The following model shows that the benefits from government policy can be affected by differences between entrepreneurs' expectations for government policy and the actual policy enacted. This model is not meant to represent a real economy in all its complexity; rather, it illustrates an idea using a few simple, standard tools of economic analysis.
Suppose that entrepreneurs in an economy can invest in either capital for producing consumer goods or capital for producing machinery. Since resources are limited, the economy faces a tradeoff between the production of consumer goods and the production of machinery. This tradeoff is captured in a production possibility frontier. In the graph above, the production possibility frontier (PPF) is the curved boundary of the green region.
Suppose that entrepreneurs' investments in production must be made before government policy is actually enacted, and these investments, once made, cannot be changed. To determine whether to invest in producing machinery or consumer goods, entrepreneurs need to make a judgement about the future price of machinery relative to consumers goods. Given his or her expectation for this price and his or her particular skills, each entrepreneur will decide what kind of investment to make. Thus entrepreneurs' expectations about policy will determine investments.
Consumption choices also depend on the price of machinery relative to consumer goods. Assuming that consumer goods and machinery can be freely traded, the consumption point will be the utility-maximizing point on a budget line passing through the production point and having slope equal to the world price (net of any tariffs or duties) of machinery relative to consumer goods. The ability to consume at points on this line that are beyond the production possibility frontier indicates the potential benefits of trade opportunities.
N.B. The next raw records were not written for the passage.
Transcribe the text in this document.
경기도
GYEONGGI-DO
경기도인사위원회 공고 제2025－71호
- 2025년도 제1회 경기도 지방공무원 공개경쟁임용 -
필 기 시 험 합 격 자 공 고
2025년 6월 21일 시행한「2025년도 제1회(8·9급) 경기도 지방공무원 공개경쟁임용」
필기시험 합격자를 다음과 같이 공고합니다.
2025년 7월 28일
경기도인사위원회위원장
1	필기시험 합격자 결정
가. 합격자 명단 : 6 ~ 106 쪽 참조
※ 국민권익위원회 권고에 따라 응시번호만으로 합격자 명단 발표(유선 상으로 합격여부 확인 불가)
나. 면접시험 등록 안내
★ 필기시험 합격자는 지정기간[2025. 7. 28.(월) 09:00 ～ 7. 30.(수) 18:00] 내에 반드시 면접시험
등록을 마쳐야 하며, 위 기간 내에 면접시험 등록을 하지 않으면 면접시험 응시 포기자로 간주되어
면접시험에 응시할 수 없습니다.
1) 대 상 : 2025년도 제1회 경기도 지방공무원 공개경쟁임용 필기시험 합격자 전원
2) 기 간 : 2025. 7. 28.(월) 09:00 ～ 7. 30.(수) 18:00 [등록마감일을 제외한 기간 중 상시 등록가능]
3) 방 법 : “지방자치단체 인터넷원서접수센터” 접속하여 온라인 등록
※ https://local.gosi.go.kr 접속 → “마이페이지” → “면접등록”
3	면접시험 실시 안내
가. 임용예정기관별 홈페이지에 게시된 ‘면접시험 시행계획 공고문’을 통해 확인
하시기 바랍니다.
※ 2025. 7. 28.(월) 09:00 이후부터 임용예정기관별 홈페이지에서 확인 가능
A policy initiative to liberalize tariffs on consumer goods represents a shift in the price of consumer goods relative to machinery. If the government fails to communicate to entrepreneurs what the new policy will be, or if entrepreneurs do not believe the government's policy pronouncement (perhaps because they have been deceived in the past), the policy initiative will not deliver the full benefits that it might have. In particular a reduction in the price of consumer goods relative to machinery means that the slope of the budget line in the diagram above will increase. Utility will increase if the production of machinery increases. But the production of machinery may not increase to the optimal extent if entrepreneurs had not expected the government to pursue the policy that it actually did.
The policy scenario is based on the model above. For the numerical values, the algebraic example of the model is solved for p varying from 2 to 3, and a=100 and b=0.03.